5 de abril de 2015

Um Deus que não cochila

“É certo que não dormita nem dorme o guarda de Israel” (Salmo 121:4).
Numa das principais praças de Tóquio existe uma enorme estátua de Buda, com os braços cruzados e os olhos fechados. Todo mundo sabe que aquele deus não está dormindo, está apenas meditando, mas seja como for, está com os olhos fechados. O verso de hoje, porém, nos fala de um Deus que está sempre vigilante, sempre com os olhos abertos. “Eis que não dormirá nem dormitará Aquele que guarda Israel”.
Os peregrinos que anualmente se dirigiam a Jerusalém para participar das festas, cantavam este Salmo, enquanto iam andando pelo caminho. Hoje ele é conhecido como o Salmo dos Viajantes. O Salmo todo fala do que o salmista espera de seu Deus ao longo da viagem, mas o verso 4 expressa o porquê da confiança.
Nós temos um Deus que Se preocupa com cada um de Seus filhos. Conhece a nossa entrada e a nossa saída. Será a nossa sombra a nossa direita.
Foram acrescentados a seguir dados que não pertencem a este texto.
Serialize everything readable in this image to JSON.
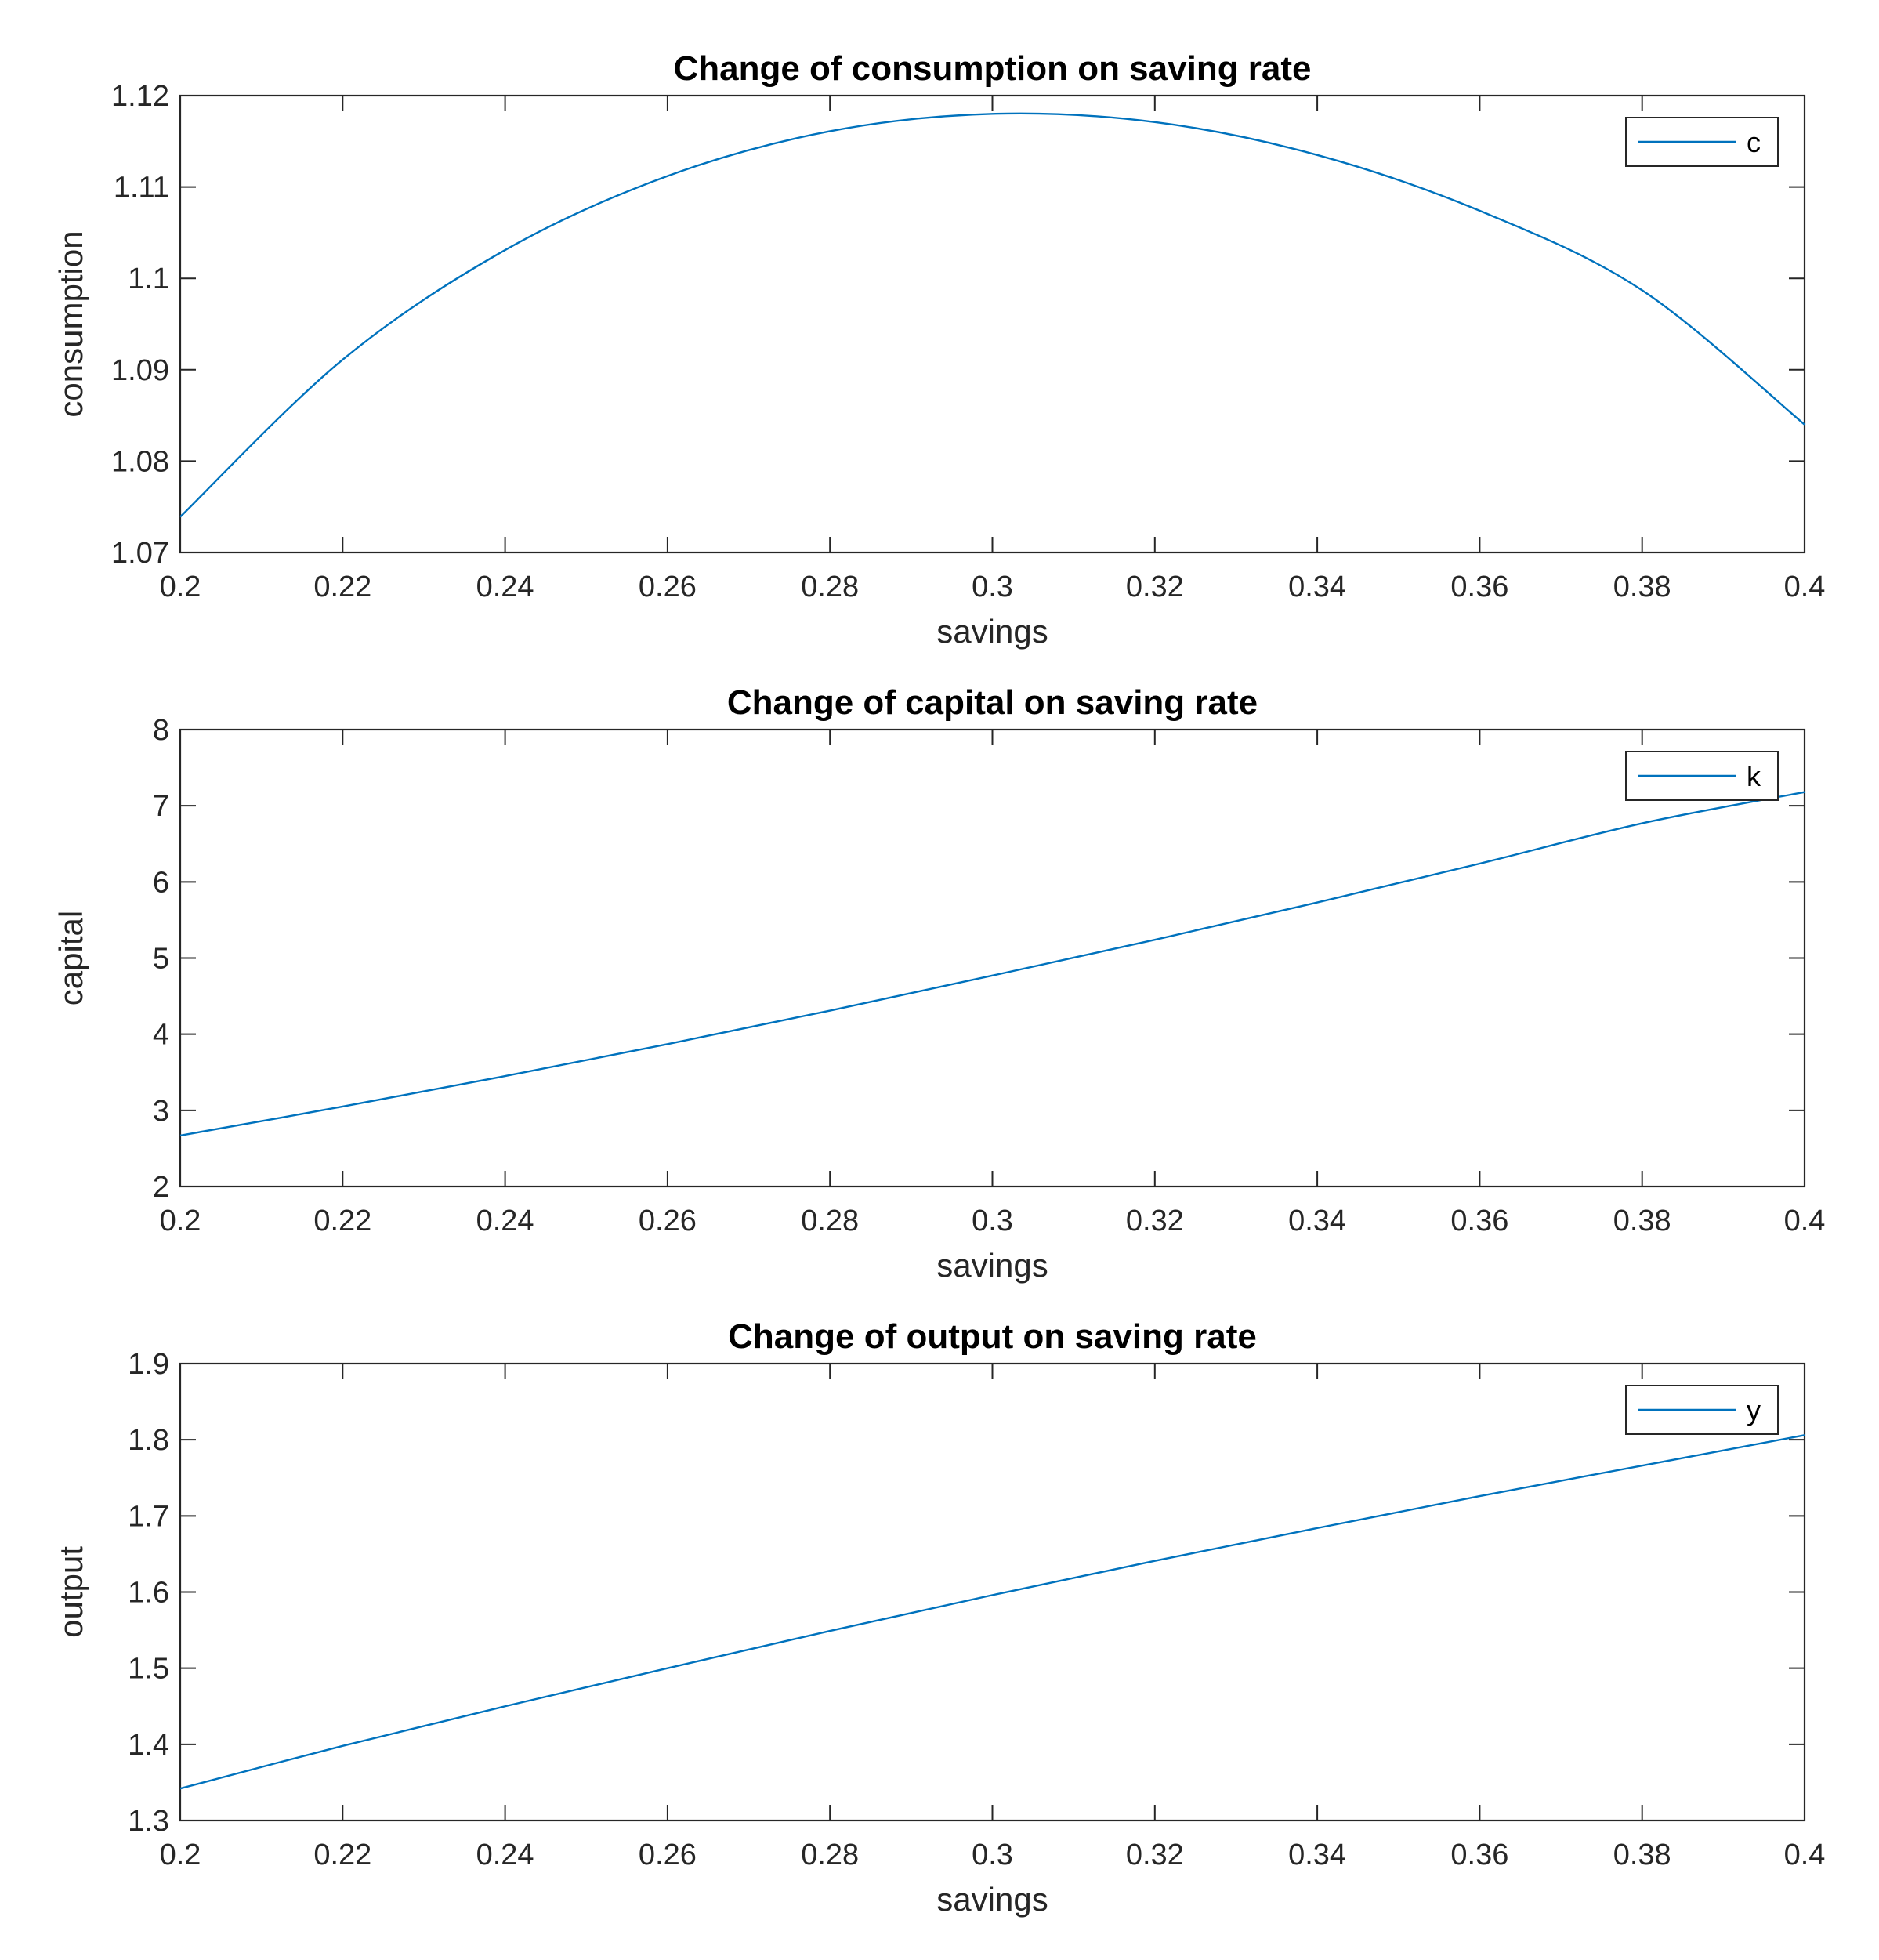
{
  "figure": {
    "line_color": "#0072BD",
    "axis_color": "#262626",
    "background": "#ffffff"
  },
  "chart_data": [
    {
      "type": "line",
      "title": "Change of consumption on saving rate",
      "xlabel": "savings",
      "ylabel": "consumption",
      "xlim": [
        0.2,
        0.4
      ],
      "ylim": [
        1.07,
        1.12
      ],
      "xticks": [
        "0.2",
        "0.22",
        "0.24",
        "0.26",
        "0.28",
        "0.3",
        "0.32",
        "0.34",
        "0.36",
        "0.38",
        "0.4"
      ],
      "yticks": [
        "1.07",
        "1.08",
        "1.09",
        "1.1",
        "1.11",
        "1.12"
      ],
      "grid": false,
      "legend_position": "top-right",
      "series": [
        {
          "name": "c",
          "x": [
            0.2,
            0.22,
            0.24,
            0.26,
            0.28,
            0.3,
            0.32,
            0.34,
            0.36,
            0.38,
            0.4
          ],
          "y": [
            1.0739,
            1.0911,
            1.1031,
            1.1112,
            1.1161,
            1.118,
            1.1171,
            1.1135,
            1.1074,
            1.0987,
            1.084
          ]
        }
      ]
    },
    {
      "type": "line",
      "title": "Change of capital on saving rate",
      "xlabel": "savings",
      "ylabel": "capital",
      "xlim": [
        0.2,
        0.4
      ],
      "ylim": [
        2,
        8
      ],
      "xticks": [
        "0.2",
        "0.22",
        "0.24",
        "0.26",
        "0.28",
        "0.3",
        "0.32",
        "0.34",
        "0.36",
        "0.38",
        "0.4"
      ],
      "yticks": [
        "2",
        "3",
        "4",
        "5",
        "6",
        "7",
        "8"
      ],
      "grid": false,
      "legend_position": "top-right",
      "series": [
        {
          "name": "k",
          "x": [
            0.2,
            0.22,
            0.24,
            0.26,
            0.28,
            0.3,
            0.32,
            0.34,
            0.36,
            0.38,
            0.4
          ],
          "y": [
            2.67,
            3.05,
            3.45,
            3.87,
            4.31,
            4.77,
            5.24,
            5.73,
            6.24,
            6.77,
            7.18
          ]
        }
      ]
    },
    {
      "type": "line",
      "title": "Change of output on saving rate",
      "xlabel": "savings",
      "ylabel": "output",
      "xlim": [
        0.2,
        0.4
      ],
      "ylim": [
        1.3,
        1.9
      ],
      "xticks": [
        "0.2",
        "0.22",
        "0.24",
        "0.26",
        "0.28",
        "0.3",
        "0.32",
        "0.34",
        "0.36",
        "0.38",
        "0.4"
      ],
      "yticks": [
        "1.3",
        "1.4",
        "1.5",
        "1.6",
        "1.7",
        "1.8",
        "1.9"
      ],
      "grid": false,
      "legend_position": "top-right",
      "series": [
        {
          "name": "y",
          "x": [
            0.2,
            0.22,
            0.24,
            0.26,
            0.28,
            0.3,
            0.32,
            0.34,
            0.36,
            0.38,
            0.4
          ],
          "y": [
            1.342,
            1.398,
            1.45,
            1.5,
            1.549,
            1.596,
            1.641,
            1.684,
            1.726,
            1.766,
            1.806
          ]
        }
      ]
    }
  ]
}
Não deixará vacilar o nosso pé, o sol não nos incomodará de dia, nem a lua de noite, porque o nosso Deus está acima de todos os deuses. Não é simplesmente um nome, não é apenas um grande homem que passou pela História, não é simplesmente uma filosofia de vida ou uma estátua de mármore. É um Deus pessoal, que Se interessa pelos detalhes de minha vida, olha para minhas lágrimas, Se regozija com minhas alegrias e Se entristece com as minhas tristezas. Sofre, quando em minha humanidade, tento tirá-Lo de minha experiência, porque me ama e o que mais deseja é que vivamos uma vida diária de comunhão pessoal.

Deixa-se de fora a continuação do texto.